Он сидел, безвольно расслабившись, на бревне рядом с дядей Мишей, который сушил и чинил сеть, и следил, как легко и неслышно взад и вперед ходит молчаливая девушка. Она то мыла сковороду, то стирала что-то маленькое, голубое, то уходила в березняк и выходила оттуда с веником, то что-то делала в доме. Наконец она подошла к ним и тоже села; она пришивала латку к старому ватнику, быстробыстро мелькала стальная игла, на опущенной голове ветерок играл легчайшими волосами. Дядя Миша рассказывал не спеша, затягиваясь трубочкой, о рыбе, о карелах, о старых поморских селах, голос его доходил как сквозь сон, а она все шила, шила, точно вышивала его рассказ на прожженном ватнике травами-шелками, мелким бисером, петухами и единорогами. Постепенно Диму втягивало в этот старинный ритм, добрый, даже ласковый, с волны на волну, плавно, былинно, и он и они будто становились одной семьей, будто знали друг друга с детства и еще раньше — с тех времен, когда плыли струги от облака к облаку, от века и до века… Она уронила наперсток, и все исчезло.
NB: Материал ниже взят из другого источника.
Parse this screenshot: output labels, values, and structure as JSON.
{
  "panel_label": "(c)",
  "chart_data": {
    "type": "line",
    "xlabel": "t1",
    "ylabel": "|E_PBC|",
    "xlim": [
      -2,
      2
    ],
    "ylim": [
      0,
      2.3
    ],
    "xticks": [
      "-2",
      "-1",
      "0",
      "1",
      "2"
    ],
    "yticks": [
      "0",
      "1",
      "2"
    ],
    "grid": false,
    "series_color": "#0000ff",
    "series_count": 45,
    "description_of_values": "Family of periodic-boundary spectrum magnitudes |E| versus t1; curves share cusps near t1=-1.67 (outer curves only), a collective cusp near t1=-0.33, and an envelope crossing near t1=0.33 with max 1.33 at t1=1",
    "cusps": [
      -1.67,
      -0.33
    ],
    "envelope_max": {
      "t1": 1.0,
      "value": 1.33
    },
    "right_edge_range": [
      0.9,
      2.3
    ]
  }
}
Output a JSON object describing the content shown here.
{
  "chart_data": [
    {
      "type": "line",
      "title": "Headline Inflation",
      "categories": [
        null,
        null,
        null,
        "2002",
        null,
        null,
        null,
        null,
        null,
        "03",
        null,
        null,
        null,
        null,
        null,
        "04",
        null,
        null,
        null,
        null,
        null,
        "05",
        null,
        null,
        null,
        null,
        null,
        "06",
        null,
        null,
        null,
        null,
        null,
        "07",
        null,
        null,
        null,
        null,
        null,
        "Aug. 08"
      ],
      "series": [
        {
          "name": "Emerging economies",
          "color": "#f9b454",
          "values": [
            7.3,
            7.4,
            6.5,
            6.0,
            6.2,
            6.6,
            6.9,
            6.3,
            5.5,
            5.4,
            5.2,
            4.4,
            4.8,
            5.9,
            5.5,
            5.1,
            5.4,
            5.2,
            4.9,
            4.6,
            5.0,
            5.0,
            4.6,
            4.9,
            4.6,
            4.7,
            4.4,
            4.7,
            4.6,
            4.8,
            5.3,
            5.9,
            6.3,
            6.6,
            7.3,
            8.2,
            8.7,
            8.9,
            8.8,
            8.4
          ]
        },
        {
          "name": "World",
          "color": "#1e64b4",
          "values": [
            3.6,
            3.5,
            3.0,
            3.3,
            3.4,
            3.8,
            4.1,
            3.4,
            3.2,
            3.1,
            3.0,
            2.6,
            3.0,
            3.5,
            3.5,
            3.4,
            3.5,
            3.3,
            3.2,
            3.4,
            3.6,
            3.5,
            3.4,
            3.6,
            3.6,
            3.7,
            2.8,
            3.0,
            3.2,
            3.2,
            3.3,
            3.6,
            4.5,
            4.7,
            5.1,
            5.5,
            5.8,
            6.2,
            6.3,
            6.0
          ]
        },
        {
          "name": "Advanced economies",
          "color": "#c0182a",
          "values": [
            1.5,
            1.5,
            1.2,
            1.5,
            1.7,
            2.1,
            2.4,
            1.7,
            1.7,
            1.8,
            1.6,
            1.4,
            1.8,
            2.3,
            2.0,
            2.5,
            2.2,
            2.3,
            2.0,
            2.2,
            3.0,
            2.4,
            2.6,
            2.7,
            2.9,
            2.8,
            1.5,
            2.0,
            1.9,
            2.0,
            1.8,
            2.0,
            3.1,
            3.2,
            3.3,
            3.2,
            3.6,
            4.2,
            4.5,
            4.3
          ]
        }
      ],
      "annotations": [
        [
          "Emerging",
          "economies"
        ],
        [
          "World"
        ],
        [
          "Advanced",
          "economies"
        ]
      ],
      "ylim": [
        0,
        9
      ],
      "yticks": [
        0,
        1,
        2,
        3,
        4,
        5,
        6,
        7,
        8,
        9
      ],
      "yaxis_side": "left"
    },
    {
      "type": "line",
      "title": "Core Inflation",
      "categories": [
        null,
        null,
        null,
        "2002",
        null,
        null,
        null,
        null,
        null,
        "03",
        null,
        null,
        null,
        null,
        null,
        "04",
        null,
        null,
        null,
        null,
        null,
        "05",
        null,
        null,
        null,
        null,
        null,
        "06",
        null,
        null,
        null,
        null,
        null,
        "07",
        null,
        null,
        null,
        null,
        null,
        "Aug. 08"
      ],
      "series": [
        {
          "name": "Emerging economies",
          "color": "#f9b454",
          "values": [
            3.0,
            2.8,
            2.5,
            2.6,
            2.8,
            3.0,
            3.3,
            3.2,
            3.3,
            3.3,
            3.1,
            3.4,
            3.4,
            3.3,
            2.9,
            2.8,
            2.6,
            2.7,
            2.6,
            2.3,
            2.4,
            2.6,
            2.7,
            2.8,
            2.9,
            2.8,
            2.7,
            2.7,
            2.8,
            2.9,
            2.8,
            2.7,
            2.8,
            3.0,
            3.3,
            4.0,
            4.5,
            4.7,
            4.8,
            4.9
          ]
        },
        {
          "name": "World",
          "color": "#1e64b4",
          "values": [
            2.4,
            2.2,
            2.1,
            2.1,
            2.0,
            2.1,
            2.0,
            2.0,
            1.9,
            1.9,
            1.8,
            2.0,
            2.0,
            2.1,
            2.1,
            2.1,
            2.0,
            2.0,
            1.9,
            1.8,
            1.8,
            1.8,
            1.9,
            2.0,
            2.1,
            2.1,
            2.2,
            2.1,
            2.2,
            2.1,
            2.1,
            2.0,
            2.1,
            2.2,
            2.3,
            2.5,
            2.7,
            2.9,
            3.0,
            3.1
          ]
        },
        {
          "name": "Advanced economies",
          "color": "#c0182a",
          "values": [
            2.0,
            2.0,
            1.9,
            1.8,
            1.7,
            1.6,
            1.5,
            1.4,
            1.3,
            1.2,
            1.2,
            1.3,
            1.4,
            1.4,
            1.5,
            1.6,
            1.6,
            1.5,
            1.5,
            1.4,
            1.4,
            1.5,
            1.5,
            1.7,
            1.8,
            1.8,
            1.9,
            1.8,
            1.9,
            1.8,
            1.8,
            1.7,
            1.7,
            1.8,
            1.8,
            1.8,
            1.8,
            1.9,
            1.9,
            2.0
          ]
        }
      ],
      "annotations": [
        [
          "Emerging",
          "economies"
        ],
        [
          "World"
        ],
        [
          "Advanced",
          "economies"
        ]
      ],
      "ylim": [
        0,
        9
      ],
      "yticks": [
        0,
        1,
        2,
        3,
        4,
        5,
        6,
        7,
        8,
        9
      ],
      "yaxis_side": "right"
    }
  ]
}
— Вот он. — Дима подал ей наперсток, и глаза ее скупо улыбнулись.

— Так я здесь впервые побывал, — заключил дядя Миша и понурился, ушел в свое, недосказанное. Она положила ему руку на плечо, он глянул, виновато улыбнулся. Теперь они были вдвоем, а он, Дима, третьим лишним. О чем рассказывал старик под конец? А, о поселке этом, вернее о лесоразработках до поселка, о первом бараке. Вон там он стоял, где куртина застарелой крапивы. Что он, в нем жил?

Ничего нельзя спрашивать, если у человека такое всегда доброе, покорное лицо вдруг становится замкнутым, горько-морщинистым и мутнеют эти маленькие глаза, помудревшие от всего, что они видали за шестьдесят лет.

— Вот мы с ней, сироты, теперь и бобылим, — сказал дядя Миша и невесело, но с такой любовью улыбнулся ей.

— Не надо, дядя! — строго остановила она, и наступило молчание— долгое, полное мыслей, а может быть, и родных лиц, и Дима боялся шелохнуться, чтобы не помешать им вспоминать. Он и не помешал, он понял это, когда она коротко вздохнула и сказала — Пойдем распилим бревнуху. У нас тут пила спрятана.

— Вы здесь не первый раз?

— Первый? Раз шесть уже бывали.

Под вжиканье пилы он думал обо всем и ни о чем; откатывая кругляки, мельком ловил ее взгляд: она стояла, опираясь на прогнувшуюся пилу, смотрела поверх леса в уже вечереющее небо. «Неужели день прошел?» — подумал Дима с сожалением. Да, от елей тени длиннее, сочнее, с озера из дальней протоки опять надвигается стена тяжелого тумана. Трубный клик донесло от соседнего озера, второй и еще раз. «Тише!» — сказала девушка, и он увидел лебедей. Они сделали круг над поселком и вписались, снижаясь, в темную воду и заскользили, озираясь, — матово-белые, крупные два и серые неказистые позади еще два: семья, родители и двое подростков. Они сплылись и держались на месте, настороженно приподняв головы. Лес, камни, камыши, озеро — все стало иным, прекрасным и настоящим, вот чего не хватало этому месту для законченности. У Димы перехватило дыхание, он невольно поймал ее за руку, сжал тонкое запястье. Лебеди всполыхнулись, разбежались по воде, мощно ударяя крыльями, и взлетели. Там, в вышине, самец торжествующе или негодующе кликнул «клинч! клинч!» и повел семью по высокому кругу, замкнул его на закате розовым взмахом и увел за гору.